Rates will rise next year by an average of 4 percent in California, one of the few states that actively negotiate prices, state officials said. In New York, state officials said rates would rise by an average of 7 percent. In Florida, consumers will see increases averaging 9.5 percent, the state said.
 I think this is the most deeply buried lead in the history of the universe. Before I call out the beauty of it, let me just list the rate increases in this story, starting with the highest:
- 49 percent
- 36 percent
- 36 percent
- 34 percent
- 29 percent
- 29 percent
- 27 percent
- 20 percent
- 9.5 percent
- 7 percent
- 4 percent
See the outlier? The lowest rate is ~60% lower than the next lowest! Why would that be? Well, that’s the beauty part, the buried lead:
Rates will rise next year by an average of 4 percent in California,
In other words, California used its purchasing clout to beat better prices out of the health insurance business. So given that’s the lead — the most important news element — we might rewrite the headline thus:
California Uses Purchasing Power to Deliver Cheaper Health Insurance Policies to Its Citizens
Of course, we can’t have that; it’s a camel’s-nose-under-the-tent sort of thing. After all, if we admit that the State can use its clout to jawbone the insurance business, people might start asking awkward questions, like why the State can’t do the same thing for pharmaceuticals, medical equipment, and hospital costs. And if we admit the State can do that, why not dispense with the health insurance companies entirely, and move to single payer, which maximizes the State’s purchasing power across all sectors of the health care system? (Granted, that might be bad for the health care business — the extraction of profit and rent — but if you really want to bend the cost curve, in good faith, that’s where the logic buried in this story takes you.)
So you can see how important it was to bury that lead! TINA must be maintained at all costs.
But in Hawaii, the insurance commissioner this month approved rate increases averaging 27 percent for the Hawaii Medical Service Association and 34 percent for Kaiser Permanente health plans.
 Back to the laundry list of percentages, with no rhyme of reason for the ordering.
 Last I checked, Kaiser was the paragon of efficiency and font of the HMO (now morphed into ACO) craze.
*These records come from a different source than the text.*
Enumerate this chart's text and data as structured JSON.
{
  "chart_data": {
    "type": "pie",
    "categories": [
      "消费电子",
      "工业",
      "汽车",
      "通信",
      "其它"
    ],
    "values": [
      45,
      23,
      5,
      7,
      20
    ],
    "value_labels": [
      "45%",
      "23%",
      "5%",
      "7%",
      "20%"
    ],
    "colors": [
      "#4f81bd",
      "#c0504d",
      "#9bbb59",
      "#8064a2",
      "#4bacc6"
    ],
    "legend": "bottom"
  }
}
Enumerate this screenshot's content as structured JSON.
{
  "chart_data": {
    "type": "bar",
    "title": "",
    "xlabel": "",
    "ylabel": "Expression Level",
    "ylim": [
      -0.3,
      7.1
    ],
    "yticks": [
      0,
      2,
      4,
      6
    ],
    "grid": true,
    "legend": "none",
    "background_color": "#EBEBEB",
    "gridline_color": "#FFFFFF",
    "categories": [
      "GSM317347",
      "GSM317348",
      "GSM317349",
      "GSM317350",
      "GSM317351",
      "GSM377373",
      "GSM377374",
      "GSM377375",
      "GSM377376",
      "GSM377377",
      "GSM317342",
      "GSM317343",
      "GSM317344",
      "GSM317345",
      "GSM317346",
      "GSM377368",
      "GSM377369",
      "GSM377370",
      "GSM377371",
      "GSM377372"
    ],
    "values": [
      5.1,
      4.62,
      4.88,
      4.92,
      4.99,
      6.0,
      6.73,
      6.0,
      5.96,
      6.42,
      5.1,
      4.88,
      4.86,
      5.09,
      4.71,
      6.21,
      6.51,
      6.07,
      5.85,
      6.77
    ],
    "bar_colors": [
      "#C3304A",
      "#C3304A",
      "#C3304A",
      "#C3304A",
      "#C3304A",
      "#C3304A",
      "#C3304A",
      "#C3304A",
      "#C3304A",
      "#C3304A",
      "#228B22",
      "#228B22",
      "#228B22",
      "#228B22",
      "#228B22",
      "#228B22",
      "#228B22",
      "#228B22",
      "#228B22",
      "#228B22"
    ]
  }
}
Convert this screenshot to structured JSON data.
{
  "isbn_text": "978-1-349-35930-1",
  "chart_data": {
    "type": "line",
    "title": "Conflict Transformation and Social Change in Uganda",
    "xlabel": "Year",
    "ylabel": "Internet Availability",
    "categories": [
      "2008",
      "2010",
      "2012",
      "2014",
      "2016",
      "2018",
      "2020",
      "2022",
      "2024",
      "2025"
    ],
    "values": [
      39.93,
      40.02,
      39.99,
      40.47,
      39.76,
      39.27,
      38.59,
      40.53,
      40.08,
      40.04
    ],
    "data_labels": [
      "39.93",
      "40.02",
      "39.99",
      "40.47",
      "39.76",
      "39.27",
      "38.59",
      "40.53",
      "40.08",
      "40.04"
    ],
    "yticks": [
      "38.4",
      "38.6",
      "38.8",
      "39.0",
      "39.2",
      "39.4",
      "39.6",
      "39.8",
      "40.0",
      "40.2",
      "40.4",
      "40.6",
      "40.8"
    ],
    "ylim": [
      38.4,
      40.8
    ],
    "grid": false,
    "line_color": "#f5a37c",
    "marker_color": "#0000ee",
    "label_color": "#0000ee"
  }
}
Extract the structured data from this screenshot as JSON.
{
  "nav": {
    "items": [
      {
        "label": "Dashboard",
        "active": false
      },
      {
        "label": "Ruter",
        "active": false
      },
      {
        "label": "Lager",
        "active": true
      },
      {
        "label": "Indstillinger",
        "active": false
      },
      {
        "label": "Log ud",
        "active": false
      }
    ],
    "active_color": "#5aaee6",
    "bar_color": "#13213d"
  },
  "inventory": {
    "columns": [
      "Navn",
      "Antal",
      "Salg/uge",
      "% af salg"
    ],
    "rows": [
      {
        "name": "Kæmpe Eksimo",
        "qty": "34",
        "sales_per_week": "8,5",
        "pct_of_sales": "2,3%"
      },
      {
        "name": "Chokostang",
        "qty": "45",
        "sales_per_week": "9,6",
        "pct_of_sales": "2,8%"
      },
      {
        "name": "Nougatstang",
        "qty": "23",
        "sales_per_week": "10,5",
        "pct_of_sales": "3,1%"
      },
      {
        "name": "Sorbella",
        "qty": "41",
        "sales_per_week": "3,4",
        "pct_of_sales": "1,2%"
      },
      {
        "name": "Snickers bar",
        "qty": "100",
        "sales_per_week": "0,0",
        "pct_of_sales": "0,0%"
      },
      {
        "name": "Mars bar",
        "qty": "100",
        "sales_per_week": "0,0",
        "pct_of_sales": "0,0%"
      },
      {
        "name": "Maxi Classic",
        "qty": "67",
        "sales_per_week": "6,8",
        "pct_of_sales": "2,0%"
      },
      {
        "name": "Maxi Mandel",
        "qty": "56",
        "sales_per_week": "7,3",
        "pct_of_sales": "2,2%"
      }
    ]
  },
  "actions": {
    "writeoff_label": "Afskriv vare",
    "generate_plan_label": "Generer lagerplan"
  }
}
 And the story just trails off here; no peroration or summary or conclusion.
So that’s a sample of how to sharpen up your critical thinking skills by doing a close reading of the Times on ObamaCare; the unconscious bias toward the neo-liberal’s article of faith — “because markets” — is pervasive and just awful. If I were to suggest some topics where real reporting might be undertaken, the list would include:
- Investigate people’s actual experience with ObamaCare policy coverage over time;
- Investigate people’s opportunity cost in hours for navigating the ObamaCare marketplace, filing their taxes, and managing their claims;
- Investigate why price increases vary so much from state to state (and with business reporting, not statistical studies);
- Investigate whether ObamaCare really is “bending the cost curve,” and, if so, whether this trickles down to consumers in terms of either decreased prices or increased coverage;
- Investigate the differences between health care systems in other countries and health care systems in the US; compare for system cost, but especially for which systems are humane at the point of care.
And if you think burying the lead — as this story so clearly does — is sufficiently out-of-line, you might consider contacting the Times Public Editor, Margaret Sullivan. She’s been doing good work.
It’s rather amazing that the only source quoted in the story is Richard Frank; surely the reporters’ Rolodexes are fat enough to include, say, Stephanie Woolhandler — also of Harvard — or the PNHP? Could do better!